# Not a thing in the bucket



## Kozlow (Oct 25, 2002)

Got skunked this am.Winds from north to northwest.Surf rough and a little weedy.  
Just a couple small blues.Any one else do any better 
T<------>Lines
Kozlow


----------



## Beachbms (Jan 10, 2003)

son and I got skunked in the river today also. windy conditions really made it tough. be gald when the wind settles down a bit. hopefully the surf will be better to the wife and I tomarro.


----------



## Kozlow (Oct 25, 2002)

I don't know Beachbums the winds are forcast
to be the sane monday .  Better for sailing
then fishing if you ask me.

T<------>Lines
Kozlow


----------



## Jighead (Dec 1, 2002)

Not a whole lot better over here. All my locations seem to be closed or other problems! Sanibel Causeway had a beam crack and getting over there is almost impossible. The new owner of Bokeelia Pier only opens now when convenient to him. All the places near Ft.Myers Beach and near by Bonita Springs are clogged with Snowbird traffic. What a mess!!  

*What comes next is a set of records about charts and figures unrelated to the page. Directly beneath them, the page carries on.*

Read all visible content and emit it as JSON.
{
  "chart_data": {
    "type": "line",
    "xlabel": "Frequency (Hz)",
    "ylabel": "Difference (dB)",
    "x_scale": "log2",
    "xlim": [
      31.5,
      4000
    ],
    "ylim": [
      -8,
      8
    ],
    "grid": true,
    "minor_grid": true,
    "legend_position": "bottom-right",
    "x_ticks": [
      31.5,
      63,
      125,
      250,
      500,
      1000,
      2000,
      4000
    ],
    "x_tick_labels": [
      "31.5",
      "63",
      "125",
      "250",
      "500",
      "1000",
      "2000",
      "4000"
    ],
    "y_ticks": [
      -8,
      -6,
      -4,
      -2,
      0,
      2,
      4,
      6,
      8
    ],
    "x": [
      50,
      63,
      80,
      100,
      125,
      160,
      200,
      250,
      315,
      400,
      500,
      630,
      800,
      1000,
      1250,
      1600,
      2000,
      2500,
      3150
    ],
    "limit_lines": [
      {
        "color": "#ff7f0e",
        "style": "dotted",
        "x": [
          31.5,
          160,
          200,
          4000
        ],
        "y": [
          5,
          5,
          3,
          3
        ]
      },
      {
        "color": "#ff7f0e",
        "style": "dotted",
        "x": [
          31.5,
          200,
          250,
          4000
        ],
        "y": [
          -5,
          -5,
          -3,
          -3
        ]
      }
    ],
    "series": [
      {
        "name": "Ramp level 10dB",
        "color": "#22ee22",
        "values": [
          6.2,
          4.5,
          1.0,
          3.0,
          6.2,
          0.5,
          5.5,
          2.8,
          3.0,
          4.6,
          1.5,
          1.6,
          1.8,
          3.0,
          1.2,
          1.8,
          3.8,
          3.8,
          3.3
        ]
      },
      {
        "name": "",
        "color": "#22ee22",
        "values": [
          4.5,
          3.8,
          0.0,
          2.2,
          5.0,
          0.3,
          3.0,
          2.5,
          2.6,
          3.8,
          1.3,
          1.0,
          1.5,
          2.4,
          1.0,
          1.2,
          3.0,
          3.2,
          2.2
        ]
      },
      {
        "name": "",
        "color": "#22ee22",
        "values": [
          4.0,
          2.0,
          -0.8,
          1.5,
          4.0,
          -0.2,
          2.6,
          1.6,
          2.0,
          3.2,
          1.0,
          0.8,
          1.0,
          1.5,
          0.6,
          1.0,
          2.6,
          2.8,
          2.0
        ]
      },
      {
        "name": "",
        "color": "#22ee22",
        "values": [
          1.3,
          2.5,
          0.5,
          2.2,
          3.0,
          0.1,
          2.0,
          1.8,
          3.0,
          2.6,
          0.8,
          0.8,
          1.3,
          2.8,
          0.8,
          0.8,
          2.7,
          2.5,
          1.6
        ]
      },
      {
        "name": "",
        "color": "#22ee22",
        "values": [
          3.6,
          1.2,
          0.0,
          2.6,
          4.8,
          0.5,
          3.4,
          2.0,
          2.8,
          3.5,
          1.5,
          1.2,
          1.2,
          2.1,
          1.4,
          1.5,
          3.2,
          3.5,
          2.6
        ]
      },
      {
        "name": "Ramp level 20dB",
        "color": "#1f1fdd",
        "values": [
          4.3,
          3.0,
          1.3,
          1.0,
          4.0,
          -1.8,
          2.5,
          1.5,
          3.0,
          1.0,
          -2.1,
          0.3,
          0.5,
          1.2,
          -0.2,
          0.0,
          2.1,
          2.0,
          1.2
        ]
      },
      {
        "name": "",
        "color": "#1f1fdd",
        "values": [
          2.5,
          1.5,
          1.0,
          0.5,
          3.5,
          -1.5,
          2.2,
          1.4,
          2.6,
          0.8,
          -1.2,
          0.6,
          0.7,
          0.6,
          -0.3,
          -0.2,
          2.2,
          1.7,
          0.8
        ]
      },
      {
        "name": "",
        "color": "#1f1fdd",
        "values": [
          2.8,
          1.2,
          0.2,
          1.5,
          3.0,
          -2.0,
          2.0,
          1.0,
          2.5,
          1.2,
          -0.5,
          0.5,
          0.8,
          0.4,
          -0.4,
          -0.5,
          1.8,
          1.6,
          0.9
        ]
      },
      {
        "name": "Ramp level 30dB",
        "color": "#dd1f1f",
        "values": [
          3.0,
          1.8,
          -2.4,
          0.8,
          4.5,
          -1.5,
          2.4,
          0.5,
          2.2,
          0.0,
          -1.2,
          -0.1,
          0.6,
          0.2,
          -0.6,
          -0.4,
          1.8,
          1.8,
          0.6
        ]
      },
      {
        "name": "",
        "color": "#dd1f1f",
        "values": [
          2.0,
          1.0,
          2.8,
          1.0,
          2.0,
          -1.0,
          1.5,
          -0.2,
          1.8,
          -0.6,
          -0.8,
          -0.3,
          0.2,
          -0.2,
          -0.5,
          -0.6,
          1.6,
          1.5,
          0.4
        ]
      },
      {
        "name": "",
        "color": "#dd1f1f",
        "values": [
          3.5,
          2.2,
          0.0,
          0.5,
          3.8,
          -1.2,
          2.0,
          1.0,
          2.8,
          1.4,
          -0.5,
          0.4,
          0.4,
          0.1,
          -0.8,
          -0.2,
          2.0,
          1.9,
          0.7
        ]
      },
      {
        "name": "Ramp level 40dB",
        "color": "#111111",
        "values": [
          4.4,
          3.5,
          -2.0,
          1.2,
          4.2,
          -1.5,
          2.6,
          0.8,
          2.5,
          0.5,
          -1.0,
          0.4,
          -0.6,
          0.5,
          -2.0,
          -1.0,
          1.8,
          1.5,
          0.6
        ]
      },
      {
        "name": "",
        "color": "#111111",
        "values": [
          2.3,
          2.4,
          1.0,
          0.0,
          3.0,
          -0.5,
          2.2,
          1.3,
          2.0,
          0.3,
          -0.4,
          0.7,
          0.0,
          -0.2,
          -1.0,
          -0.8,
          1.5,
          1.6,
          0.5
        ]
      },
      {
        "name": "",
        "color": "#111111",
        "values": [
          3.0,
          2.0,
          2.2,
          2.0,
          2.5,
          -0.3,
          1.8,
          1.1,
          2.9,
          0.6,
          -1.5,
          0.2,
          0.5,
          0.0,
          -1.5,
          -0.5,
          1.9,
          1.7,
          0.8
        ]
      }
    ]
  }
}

Guess I'm really going to haft to make a effort to find new places!  

Hope things improve over there for you!!

Tight Lines


----------



## Kozlow (Oct 25, 2002)

If the wind would cut back we would be in alot better shape.O well try,try,again. 

T<---->Kozlow


----------



## Jighead (Dec 1, 2002)

Yep Kozlow,

Going to be doing the try,try thing with new fishing spots! I do haft to admit that the spot I fished today wasn't bad. Small protected area with potential! Because its a small bridge and low, people walking over or driving over can stop and talk to you!! I thought that was pretty cool. Its out about as far as you can go, so the attitude is a little more "laid back". I will probelly start hitting this spot just for fun!(even if all I catch are snappers. ha ha )

Tight lines


----------